While you are writing your press release, keep your target audience in mind. At the same time, keep in mind that part of your audience will be an editor, reporter or journalist. This is important as these are the individuals that if they like your story, will publish it giving you another arm of exposure.
Ensure that the first paragraph of your press release answers the important questions such as Who, What, When Where and Why. You have one sentence not to loose the editor/journalist.
The content within your press release should be accurate, easily readable and to the point. A well written press release does not need to be a novel. Remember the point of a press release is to entice the reader or journalist to contact you for further information. You do not need to tell your Companies entire life history. In fact, shorter press releases (usually between 175 – 300 words) tend to receive more exposure, if written well. Why? Because many trade publication journalists may be looking for a short informative piece of information to fill a spot within a magazine, paper or web site. Have you ever seen short snip-its within the side of a magazine, or down the side of the page on a web site. Guess where the information comes from.
A carefully written and informative press release will be sure to capture the eyes of journalists. Make sure you take your time, and edit your release carefully.
Section 2 – Do Not Embellish or Exaggerate Your Press Release Grammar
As we already know a well written press release, with perfect timing will give you the exposure everyone is looking and hoping for.
Now that you have written your press release, submitted it for distribution and are receiving phone calls and emails about it, you will no doubt have some questions to be answered.
If your press release is written with embellishments, you will very quickly lose credibility. Keep in mind, that this loss of credibility will also carry over to future press releases. Journalists will remember a source. They will remember a name. They will remember a web site. If you leave a bad taste in their mouth, they will remember this experience. This means the next time you submit a press release, which may be accurate the second time around, will not be looked at by a journalist that remembers you as someone that will embellish a story. Do not embellish or exaggerate your press release.
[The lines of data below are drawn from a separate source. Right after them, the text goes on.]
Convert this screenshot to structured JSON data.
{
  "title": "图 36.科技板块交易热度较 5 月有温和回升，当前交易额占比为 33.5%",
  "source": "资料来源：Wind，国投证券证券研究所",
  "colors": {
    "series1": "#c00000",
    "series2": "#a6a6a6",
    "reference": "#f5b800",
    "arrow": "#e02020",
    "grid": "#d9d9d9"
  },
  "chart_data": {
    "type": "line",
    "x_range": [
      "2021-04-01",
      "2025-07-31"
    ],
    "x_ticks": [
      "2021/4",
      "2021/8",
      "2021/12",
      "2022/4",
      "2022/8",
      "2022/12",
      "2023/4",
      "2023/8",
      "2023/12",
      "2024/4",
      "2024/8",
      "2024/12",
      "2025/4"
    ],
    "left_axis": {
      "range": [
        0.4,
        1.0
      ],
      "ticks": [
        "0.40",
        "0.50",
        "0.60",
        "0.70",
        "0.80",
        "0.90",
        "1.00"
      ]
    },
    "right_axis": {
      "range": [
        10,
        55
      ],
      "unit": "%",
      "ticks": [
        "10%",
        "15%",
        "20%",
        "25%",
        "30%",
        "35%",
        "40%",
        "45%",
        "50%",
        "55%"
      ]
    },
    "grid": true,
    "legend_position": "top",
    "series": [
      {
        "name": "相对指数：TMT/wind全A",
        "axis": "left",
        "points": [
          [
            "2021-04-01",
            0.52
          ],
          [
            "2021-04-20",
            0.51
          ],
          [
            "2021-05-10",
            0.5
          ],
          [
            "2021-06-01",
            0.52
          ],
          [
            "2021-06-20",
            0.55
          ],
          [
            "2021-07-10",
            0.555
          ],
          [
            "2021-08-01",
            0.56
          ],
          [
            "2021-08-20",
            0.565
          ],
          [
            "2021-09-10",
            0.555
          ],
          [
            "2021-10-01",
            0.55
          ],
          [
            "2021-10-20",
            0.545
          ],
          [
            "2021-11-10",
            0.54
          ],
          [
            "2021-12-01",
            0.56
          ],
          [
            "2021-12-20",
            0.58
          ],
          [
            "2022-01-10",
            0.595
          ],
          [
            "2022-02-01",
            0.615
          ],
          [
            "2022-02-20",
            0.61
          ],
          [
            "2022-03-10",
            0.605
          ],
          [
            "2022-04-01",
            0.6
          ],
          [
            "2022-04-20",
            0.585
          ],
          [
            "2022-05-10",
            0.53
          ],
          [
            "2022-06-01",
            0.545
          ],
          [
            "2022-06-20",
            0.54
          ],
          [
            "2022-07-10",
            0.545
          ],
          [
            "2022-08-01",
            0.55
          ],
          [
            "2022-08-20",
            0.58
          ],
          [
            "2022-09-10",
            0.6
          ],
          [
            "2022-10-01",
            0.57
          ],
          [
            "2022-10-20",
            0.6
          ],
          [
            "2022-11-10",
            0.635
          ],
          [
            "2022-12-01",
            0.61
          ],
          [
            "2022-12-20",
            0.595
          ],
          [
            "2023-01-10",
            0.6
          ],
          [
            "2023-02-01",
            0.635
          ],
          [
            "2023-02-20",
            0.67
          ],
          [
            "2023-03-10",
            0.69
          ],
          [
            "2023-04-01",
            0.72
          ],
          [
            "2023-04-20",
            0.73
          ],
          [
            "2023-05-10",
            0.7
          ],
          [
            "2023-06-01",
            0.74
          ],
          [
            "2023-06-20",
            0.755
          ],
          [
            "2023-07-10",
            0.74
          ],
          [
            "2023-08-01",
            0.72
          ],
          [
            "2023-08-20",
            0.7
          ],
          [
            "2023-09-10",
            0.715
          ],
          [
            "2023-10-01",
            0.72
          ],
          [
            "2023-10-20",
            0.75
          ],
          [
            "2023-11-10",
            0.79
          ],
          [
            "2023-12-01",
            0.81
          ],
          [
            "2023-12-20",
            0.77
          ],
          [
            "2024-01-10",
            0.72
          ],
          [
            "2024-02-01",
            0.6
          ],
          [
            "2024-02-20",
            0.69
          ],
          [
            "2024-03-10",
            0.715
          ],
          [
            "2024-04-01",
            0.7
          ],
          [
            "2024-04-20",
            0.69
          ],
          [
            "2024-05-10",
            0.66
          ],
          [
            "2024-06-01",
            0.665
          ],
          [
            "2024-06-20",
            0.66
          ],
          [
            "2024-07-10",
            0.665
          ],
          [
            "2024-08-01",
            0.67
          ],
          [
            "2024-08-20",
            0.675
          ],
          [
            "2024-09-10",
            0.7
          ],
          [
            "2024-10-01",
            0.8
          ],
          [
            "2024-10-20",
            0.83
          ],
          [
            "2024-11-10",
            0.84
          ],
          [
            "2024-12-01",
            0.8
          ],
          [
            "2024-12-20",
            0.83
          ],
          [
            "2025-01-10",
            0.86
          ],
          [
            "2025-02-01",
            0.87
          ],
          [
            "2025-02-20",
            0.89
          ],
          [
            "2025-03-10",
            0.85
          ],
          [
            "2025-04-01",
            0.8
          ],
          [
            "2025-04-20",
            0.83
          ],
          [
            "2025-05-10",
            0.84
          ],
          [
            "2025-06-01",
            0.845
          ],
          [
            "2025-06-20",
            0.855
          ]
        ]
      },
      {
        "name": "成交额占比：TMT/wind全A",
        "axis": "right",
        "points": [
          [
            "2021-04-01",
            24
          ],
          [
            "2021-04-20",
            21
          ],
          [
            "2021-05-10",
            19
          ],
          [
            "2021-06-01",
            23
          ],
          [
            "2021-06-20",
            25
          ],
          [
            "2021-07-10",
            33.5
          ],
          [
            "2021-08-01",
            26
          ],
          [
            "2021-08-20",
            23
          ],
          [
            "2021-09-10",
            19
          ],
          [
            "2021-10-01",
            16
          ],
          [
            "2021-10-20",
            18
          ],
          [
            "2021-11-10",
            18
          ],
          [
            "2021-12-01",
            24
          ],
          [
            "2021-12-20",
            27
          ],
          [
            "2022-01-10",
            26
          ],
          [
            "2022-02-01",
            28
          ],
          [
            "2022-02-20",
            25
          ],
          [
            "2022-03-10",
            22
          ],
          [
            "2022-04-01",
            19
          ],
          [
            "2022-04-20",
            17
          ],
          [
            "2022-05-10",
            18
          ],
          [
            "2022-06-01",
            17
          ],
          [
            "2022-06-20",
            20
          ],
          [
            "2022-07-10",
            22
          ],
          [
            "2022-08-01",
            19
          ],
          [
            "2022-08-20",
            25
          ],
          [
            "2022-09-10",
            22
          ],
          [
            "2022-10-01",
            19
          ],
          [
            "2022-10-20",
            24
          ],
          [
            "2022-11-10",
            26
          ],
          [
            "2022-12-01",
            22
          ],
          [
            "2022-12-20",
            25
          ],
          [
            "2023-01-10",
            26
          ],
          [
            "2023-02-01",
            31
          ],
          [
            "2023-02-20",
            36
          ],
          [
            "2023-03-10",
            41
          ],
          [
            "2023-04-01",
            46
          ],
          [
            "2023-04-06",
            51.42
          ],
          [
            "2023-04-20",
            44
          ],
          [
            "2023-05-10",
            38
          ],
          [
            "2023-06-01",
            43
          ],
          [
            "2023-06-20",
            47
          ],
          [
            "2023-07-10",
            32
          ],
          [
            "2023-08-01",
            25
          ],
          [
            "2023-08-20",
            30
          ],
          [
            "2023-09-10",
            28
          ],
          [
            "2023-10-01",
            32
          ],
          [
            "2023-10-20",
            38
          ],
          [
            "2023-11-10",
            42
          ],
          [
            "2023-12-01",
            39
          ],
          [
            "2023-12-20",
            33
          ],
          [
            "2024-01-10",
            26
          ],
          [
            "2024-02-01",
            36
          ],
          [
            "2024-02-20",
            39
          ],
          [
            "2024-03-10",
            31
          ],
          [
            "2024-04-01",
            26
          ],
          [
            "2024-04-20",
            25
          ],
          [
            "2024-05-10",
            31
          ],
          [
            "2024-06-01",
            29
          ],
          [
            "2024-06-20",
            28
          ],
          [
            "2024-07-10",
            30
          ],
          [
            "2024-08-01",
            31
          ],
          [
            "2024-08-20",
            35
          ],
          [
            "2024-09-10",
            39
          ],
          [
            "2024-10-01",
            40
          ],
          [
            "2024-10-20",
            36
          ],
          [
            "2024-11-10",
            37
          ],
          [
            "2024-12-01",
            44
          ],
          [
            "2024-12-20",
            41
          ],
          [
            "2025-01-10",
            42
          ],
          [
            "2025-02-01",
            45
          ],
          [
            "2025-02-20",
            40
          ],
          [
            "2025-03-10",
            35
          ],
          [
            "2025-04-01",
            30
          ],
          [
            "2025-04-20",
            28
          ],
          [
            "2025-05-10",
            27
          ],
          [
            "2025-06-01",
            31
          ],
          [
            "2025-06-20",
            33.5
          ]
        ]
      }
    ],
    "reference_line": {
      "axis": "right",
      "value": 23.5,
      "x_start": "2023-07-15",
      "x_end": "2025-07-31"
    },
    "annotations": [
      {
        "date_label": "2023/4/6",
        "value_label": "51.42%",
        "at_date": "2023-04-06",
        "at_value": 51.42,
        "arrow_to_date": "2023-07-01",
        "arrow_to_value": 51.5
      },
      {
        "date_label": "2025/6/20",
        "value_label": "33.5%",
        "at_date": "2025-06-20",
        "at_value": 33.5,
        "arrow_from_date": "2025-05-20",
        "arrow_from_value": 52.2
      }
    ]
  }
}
Make sure if you are using facts and figures to enhance your story, that you provide sources of these numbers where you can. The reason for this is simple. It adds credibility. If you publish figures or information, even though the information is accurate, people may go with the theory “it must be to good to be true”. Again, although completely innocent, may lead to appear stretching the truth. And again, this will lead to your press release possibly being overlooked in the future.
If the information is true, and you cannot back it up, if possible go conservative and inform them when they contact you. This may not always be possible, but remember, you do not want to turn a journalist/editor off.